Same old goals will not address a sustainable future
For the 16-county region around Chattanooga, the ongoing THRIVE 2055 project is seeking to figure out how our future should look. We’ve been told in glowing terms to expect accelerated growth in population and jobs.
After all, we are Gig City, with major new companies moving here in the last four years. We have the ability to attract more industry given our pretty scenery, quality of life, and cultural amenities.
THRIVE 2055 also recognizes the environmental and infrastructure problems that could arise with growth. It mentions possible equity issues for at-risk and rural families as the job market shifts to higher-skilled and technical labor requirements.
There is at least lip service paid to the need to preserve natural resources: Establish a regional vision around air quality, stormwater management, preservation of scenic assets, and water resource management.
This is all well and good—but the approach is inadequate to meet or create a sustainable future. Of course, none of us can predict our exact future, but this THRIVE 2055 approach, with growth management and push for more industry and business as the overarching goals, seems shortsighted. It’s more like a five-year strategic plan than one looking 40 years down the road.
Our ecosystem that supports all life is under assault—and yet we plod along the same path, believing this same old way guarantees increase in monetary wealth for all, even though we know it’s not the case.

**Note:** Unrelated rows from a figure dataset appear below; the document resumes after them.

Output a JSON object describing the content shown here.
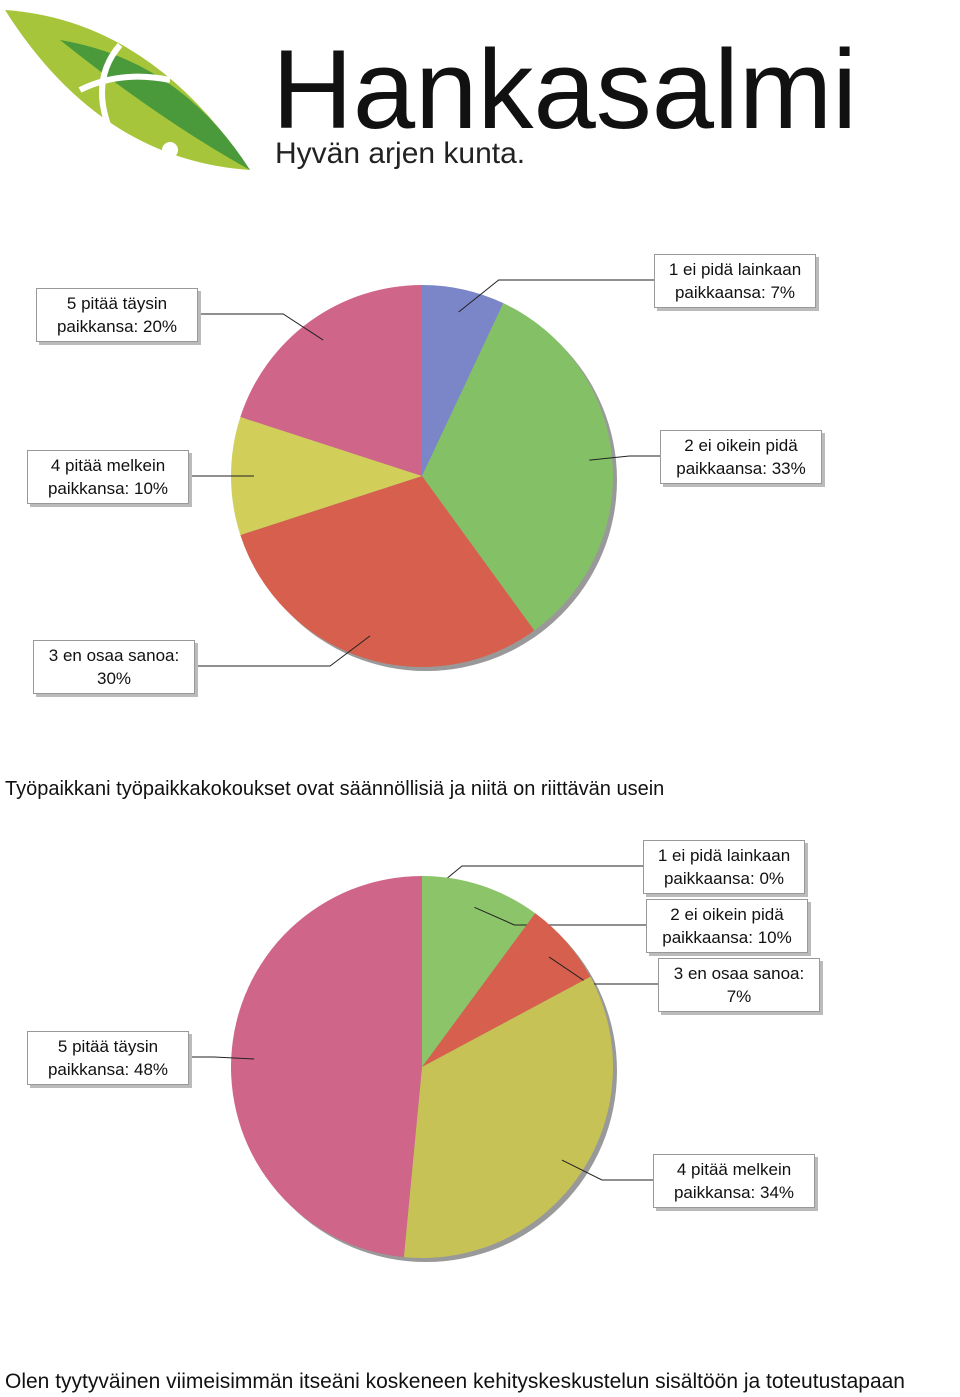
{
  "logo": {
    "name": "Hankasalmi",
    "slogan": "Hyvän arjen kunta."
  },
  "chart_data": [
    {
      "type": "pie",
      "categories": [
        "1 ei pidä lainkaan paikkaansa:",
        "2 ei oikein pidä paikkaansa:",
        "3 en osaa sanoa:",
        "4 pitää melkein paikkansa:",
        "5 pitää täysin paikkansa:"
      ],
      "values": [
        7,
        33,
        30,
        10,
        20
      ],
      "value_labels": [
        "7%",
        "33%",
        "30%",
        "10%",
        "20%"
      ],
      "colors": [
        "#7a86c8",
        "#84c066",
        "#d6604d",
        "#d1cf5a",
        "#d0658a"
      ]
    },
    {
      "type": "pie",
      "title": "Työpaikkani työpaikkakokoukset ovat säännöllisiä ja niitä on riittävän usein",
      "categories": [
        "1 ei pidä lainkaan paikkaansa:",
        "2 ei oikein pidä paikkaansa:",
        "3 en osaa sanoa:",
        "4 pitää melkein paikkansa:",
        "5 pitää täysin paikkansa:"
      ],
      "values": [
        0,
        10,
        7,
        34,
        48
      ],
      "value_labels": [
        "0%",
        "10%",
        "7%",
        "34%",
        "48%"
      ],
      "colors": [
        "#7a86c8",
        "#8cc46a",
        "#d6604d",
        "#c7c255",
        "#d0658a"
      ]
    }
  ],
  "footer_title": "Olen tyytyväinen viimeisimmän itseäni koskeneen kehityskeskustelun sisältöön ja toteutustapaan"
}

To satisfy our need for more, we continue to permit the production of goods and food poisonous to our health and to the environment. We continue to permit energy generation that produces air, water, carbon and radionuclide pollution and encourages mountain top removal, forest and soil degradation, species loss, earthquakes from fracking, and nuclear waste.
Meanwhile, the West Antarctic Ice Sheet is sliding into the sea, causing coastal rising of sea levels and forcing people to move inland (possibly to Tennessee). Climate disruption is also causing changes in food production and loss of biodiversity.

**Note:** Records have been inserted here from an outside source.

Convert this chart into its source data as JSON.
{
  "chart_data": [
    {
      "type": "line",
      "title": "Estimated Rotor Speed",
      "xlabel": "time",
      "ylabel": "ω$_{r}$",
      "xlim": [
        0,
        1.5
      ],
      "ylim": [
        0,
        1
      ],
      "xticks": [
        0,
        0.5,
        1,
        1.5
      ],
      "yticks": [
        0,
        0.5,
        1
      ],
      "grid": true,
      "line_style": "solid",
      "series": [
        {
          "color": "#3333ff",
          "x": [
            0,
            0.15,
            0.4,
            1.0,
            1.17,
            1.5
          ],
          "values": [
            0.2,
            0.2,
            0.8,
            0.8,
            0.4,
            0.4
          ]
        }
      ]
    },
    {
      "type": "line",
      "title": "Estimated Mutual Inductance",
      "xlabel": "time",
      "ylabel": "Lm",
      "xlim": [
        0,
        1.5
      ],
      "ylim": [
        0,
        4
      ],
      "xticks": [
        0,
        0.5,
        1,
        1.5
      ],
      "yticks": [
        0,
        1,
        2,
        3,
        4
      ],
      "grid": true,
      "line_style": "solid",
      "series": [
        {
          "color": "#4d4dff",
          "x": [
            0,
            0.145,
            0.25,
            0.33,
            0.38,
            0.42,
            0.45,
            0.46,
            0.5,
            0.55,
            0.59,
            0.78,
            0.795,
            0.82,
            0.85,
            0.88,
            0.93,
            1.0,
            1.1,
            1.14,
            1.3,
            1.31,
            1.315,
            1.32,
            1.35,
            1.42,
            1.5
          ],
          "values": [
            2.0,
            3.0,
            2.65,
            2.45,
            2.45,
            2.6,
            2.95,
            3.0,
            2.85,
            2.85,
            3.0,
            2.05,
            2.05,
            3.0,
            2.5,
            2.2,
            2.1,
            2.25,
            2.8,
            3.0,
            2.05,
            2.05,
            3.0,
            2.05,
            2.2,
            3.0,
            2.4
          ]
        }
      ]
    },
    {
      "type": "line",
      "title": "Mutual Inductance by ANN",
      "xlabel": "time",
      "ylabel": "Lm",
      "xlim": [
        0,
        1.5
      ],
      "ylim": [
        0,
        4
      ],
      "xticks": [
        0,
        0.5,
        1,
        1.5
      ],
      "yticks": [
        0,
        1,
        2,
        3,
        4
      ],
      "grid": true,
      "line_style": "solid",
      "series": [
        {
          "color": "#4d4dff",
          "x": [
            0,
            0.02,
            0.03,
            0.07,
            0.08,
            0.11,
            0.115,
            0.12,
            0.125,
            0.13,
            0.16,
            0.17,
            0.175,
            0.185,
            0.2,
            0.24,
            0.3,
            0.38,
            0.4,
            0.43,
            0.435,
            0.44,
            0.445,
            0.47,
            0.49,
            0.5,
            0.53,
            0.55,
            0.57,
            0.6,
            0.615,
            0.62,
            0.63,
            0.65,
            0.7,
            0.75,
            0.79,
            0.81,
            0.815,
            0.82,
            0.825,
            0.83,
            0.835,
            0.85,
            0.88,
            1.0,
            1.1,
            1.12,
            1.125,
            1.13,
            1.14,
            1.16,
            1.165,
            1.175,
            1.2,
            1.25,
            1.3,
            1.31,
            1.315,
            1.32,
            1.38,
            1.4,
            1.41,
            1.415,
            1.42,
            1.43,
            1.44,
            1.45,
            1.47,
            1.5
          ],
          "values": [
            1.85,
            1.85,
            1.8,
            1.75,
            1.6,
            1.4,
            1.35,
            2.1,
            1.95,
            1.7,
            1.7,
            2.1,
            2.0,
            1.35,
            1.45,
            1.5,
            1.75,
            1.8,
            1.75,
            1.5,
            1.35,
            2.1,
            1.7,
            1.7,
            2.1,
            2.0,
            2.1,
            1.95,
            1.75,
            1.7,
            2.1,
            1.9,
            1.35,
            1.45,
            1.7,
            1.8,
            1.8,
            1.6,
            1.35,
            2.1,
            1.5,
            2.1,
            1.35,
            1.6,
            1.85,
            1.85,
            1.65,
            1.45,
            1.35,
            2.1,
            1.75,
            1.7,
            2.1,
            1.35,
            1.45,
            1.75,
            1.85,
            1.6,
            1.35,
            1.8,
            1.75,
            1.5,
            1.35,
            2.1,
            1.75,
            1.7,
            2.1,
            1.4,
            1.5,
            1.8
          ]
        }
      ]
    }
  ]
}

These are big concerns left unaddressed by THRIVE 2055. It feels like rearranging deck chairs on the Titanic while ignoring the need for real survival solutions.
In a “Story of Stuff” video, Annie Leonard tells us that the old game is to get more. In a resource-constrained world, that’s the wrong goal. The goal should be to get better. (www.storyofstuff.org) Leonard encourages us to engage in figuring out game-changing solutions that lead to a better chance to survive on this planet.

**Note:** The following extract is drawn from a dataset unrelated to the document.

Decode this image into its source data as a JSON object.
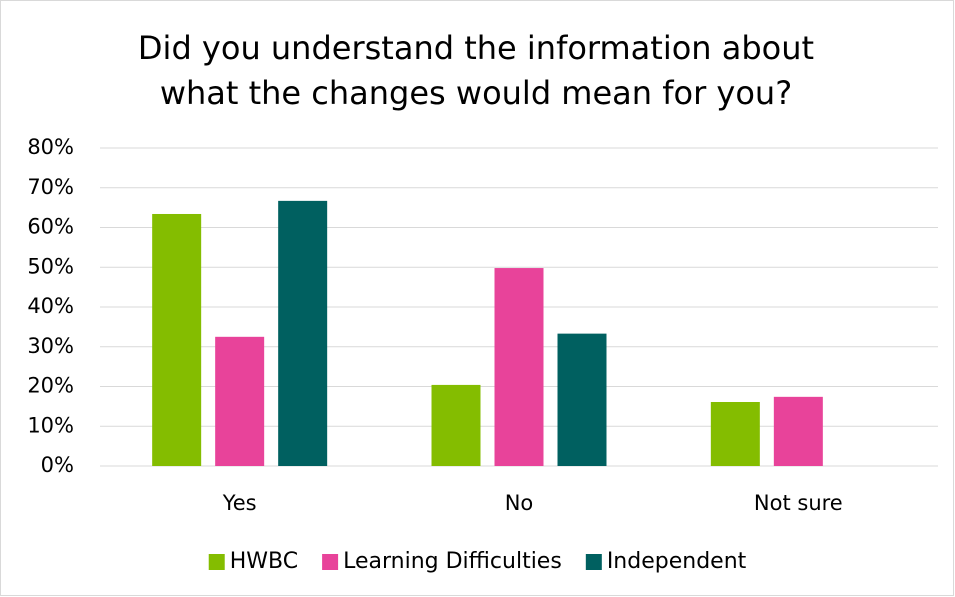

And what might those game-changing solutions be?
First, recognize that the prime directive is to place the preservation of environmental resources above growth. THRIVE 2055 does emphasize the need to preserve our scenery and save our natural resources—but realistically, when it comes to choosing between saving a wetland or building a retail store, will construction permits be denied?
Secondly, it’s about using less stuff. Many (maybe most) of us go round and round in a revolving door working harder and harder just to buy something more, as if the planet’s resources are not finite. This pattern of overconsumption is not leading to better.
Perhaps we should rely on the 16 behaviors Robert Fulghum lists in his poem “All I Really Need to Know I learned in Kindergarten.” The very first one is “Share Everything”, the fifth one is “Clean Up Your Own Mess”, and the sixth one is, “Don’t Take Things That Aren’t Yours”.
Those are lessons that would serve us well going forward with sustainability in mind. Can we live in supportive communities to get back in harmony with the environment? How about thinking of ways to do that—and THRIVE?